Pelanduk di Tengah Dua Gajah: Travel Haji Terjepit Antara Janji dan Realita
Dalam posisi yang serba salah, biro perjalanan haji, khususnya penyelenggara jalur Furoda, menjadi pelanduk yang terjepit di antara dua gajah besar: harapan jemaah dan ketidakpastian sistem.
Di satu sisi, mereka menghadapi desakan calon jemaah yang telah membayar mahal dan berharap bisa berangkat tahun ini juga.

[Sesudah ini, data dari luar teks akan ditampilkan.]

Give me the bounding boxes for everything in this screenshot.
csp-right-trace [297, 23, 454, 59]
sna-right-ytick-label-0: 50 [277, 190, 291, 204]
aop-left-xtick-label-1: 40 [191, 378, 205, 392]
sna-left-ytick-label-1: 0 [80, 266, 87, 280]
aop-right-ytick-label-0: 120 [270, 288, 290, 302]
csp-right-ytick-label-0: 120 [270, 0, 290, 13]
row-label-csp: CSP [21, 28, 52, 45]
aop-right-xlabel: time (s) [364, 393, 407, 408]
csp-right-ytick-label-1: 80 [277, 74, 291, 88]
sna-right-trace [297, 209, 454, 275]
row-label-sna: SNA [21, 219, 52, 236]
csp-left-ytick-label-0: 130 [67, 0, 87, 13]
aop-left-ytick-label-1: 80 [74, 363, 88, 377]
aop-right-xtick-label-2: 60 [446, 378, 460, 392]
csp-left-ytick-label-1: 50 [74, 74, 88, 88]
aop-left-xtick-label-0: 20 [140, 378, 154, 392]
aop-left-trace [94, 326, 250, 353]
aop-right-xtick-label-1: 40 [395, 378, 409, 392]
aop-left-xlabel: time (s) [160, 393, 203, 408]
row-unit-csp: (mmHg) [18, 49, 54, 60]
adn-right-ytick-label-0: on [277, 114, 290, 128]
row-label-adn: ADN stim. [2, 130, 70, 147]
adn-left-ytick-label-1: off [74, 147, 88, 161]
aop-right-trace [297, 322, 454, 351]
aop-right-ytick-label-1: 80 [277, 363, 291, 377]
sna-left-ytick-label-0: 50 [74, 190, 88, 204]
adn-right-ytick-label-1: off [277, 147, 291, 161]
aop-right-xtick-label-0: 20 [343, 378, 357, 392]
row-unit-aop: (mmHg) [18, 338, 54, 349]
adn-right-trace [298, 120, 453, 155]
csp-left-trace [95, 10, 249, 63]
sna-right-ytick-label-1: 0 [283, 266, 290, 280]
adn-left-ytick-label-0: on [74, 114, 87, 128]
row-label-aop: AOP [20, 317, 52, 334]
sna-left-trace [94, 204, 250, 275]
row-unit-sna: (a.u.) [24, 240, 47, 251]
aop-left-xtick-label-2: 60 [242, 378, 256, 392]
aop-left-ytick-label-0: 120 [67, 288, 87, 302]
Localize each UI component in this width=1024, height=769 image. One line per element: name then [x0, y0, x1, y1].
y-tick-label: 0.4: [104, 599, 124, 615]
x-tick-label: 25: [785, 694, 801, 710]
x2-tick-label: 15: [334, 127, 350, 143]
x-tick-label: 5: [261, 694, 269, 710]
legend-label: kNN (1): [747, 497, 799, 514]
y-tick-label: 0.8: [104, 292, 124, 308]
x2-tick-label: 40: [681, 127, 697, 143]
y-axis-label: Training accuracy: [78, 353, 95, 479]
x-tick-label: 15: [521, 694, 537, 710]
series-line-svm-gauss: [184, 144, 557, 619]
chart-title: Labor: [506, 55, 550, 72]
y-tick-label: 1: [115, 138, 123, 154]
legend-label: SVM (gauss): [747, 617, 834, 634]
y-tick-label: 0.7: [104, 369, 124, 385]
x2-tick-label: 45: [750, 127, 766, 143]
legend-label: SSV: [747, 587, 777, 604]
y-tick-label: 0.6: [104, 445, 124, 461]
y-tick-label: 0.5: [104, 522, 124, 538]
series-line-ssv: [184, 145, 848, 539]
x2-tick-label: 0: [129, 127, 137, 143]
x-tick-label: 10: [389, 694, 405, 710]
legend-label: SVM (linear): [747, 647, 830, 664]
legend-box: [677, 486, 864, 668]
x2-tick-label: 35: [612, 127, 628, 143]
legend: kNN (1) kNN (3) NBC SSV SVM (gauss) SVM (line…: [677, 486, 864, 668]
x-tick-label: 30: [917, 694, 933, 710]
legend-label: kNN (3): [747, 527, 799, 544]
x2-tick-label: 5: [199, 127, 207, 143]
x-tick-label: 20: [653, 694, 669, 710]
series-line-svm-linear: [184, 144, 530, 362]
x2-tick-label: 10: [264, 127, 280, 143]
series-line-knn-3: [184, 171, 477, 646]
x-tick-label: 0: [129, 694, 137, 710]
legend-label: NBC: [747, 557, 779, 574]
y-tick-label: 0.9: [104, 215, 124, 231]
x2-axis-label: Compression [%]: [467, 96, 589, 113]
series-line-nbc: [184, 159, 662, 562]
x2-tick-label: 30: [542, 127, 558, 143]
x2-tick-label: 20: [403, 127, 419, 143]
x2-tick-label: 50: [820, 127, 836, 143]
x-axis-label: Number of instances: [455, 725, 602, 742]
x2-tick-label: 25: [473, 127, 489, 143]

Di sisi lain, mereka dihadapkan pada realita yang kejam: undangan Furoda dari Pemerintah Arab Saudi tidak turun, tanpa ada kepastian kapan akan kembali tersedia. Travel bukan hanya dipaksa menjadi eksekutor, tapi juga tameng emosional dari amarah, kekecewaan, dan gugatan para jemaah yang merasa dirugikan.
Dalam dilema ini, ada dua strategi yang biasa digunakan biro. Pertama, mereka yang mengambil risiko dengan membayar deposit tiket dan hotel lebih awal demi mengamankan slot, berharap visa akan menyusul.
Namun saat visa tak keluar, mereka kehilangan dana dalam jumlah besar, reputasi tergerus, dan rawan dituduh penipuan. Kedua, mereka yang menunggu kepastian visa terlebih dahulu.
Tapi pilihan ini juga tak mudah, karena mereka berisiko kehilangan kuota kamar dan seat, serta dianggap tidak siap oleh calon jemaah. Apa pun langkahnya, tetap ada sisi yang dikorbankan.
Keputusan yang diambil biro perjalanan seringkali bukan soal keberanian atau kelalaian, melainkan hasil kalkulasi dari pengalaman tahun-tahun sebelumnya. Namun ketika kondisi diplomatik berubah, atau keputusan unilateral datang dari otoritas Saudi, semua kalkulasi itu ambruk.
Tidak ada institusi resmi yang bisa dimintai kepastian. Di titik ini, biro perjalanan bukan hanya pelaksana ibadah, tetapi juga aktor yang menanggung dampak struktural dari ketidakjelasan sistem.
Saatnya Ada Kebijakan: Jangan Biarkan Travel Jadi Tumbal Setiap Tahun
Realita pahit yang menimpa biro perjalanan haji dalam kasus visa Furoda yang tak kunjung terbit seharusnya menjadi alarm bagi negara. Tidak bisa lagi dibiarkan travel menjadi tumbal setiap musim haji hanya karena mereka beroperasi di wilayah abu-abu regulasi.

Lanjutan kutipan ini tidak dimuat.